McCaskill, a former Missouri State Auditor, also discussed with Sopko the Pentagon’s determination that U.S. efforts in Afghanistan require a new lead inspector general to coordinate oversight.

“Having public access to how taxpayer money is spent on overseas infrastructure is a critical tool to ensure we’re guarding against the waste and fraud that plagued these projects for too long,” McCaskill said. “John Sopko has been integral to that accountability in Afghanistan, and I was eager to speak with him about our ongoing efforts to maintain transparency, and to ensure that our oversight in Afghanistan is thorough and aggressive.” After pressure from McCaskill, the Pentagon recently agreed to declassify previously publicly available reports crucial to oversight of taxpayer-funded infrastructure projects in Afghanistan.
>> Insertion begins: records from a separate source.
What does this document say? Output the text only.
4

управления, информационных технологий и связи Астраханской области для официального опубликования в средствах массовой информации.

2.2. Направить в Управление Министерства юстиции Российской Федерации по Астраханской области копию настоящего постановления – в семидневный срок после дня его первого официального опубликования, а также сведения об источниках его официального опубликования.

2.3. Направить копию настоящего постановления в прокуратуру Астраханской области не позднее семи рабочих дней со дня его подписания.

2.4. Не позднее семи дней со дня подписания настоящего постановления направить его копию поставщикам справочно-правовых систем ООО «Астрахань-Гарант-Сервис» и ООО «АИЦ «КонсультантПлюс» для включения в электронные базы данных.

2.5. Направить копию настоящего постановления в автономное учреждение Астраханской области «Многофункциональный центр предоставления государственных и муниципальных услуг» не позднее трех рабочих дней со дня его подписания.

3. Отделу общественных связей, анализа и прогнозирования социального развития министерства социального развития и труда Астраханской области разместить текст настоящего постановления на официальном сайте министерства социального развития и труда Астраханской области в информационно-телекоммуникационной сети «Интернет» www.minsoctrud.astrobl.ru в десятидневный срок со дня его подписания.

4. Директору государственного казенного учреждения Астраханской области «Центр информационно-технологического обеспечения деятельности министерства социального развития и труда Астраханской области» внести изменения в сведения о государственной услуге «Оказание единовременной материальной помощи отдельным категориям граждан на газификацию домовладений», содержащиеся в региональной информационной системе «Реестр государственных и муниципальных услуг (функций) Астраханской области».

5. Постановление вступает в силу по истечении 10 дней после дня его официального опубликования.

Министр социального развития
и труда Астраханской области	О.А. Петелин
McCaskill also recently used a Senate Armed Services Committee hearing to question General Lloyd Austin, commander of US Central Command, about the determination that the continued U.S. efforts in Afghanistan now require a new contingency operation, and therefore a new lead inspector general to coordinate oversight. McCaskill has led a successful effort to end hundreds of millions in taxpayer spending on unsustainable overseas projects, bring those resources home, and increase accountability for the remaining U.S.-Afghan projects.

Last year’s annual defense bill included McCaskill’s plan to prohibit taxpayer funding from use by the Afghanistan Infrastructure Fund, and to prohibit unsustainable projects that cannot be overseen by American personnel. During her first term in the Senate, McCaskill waged a successful six-year battle to rein in wasteful wartime contracting practices in Iraq and Afghanistan, and ultimately passed into law the most expansive reforms to wartime contracting practices since World War II.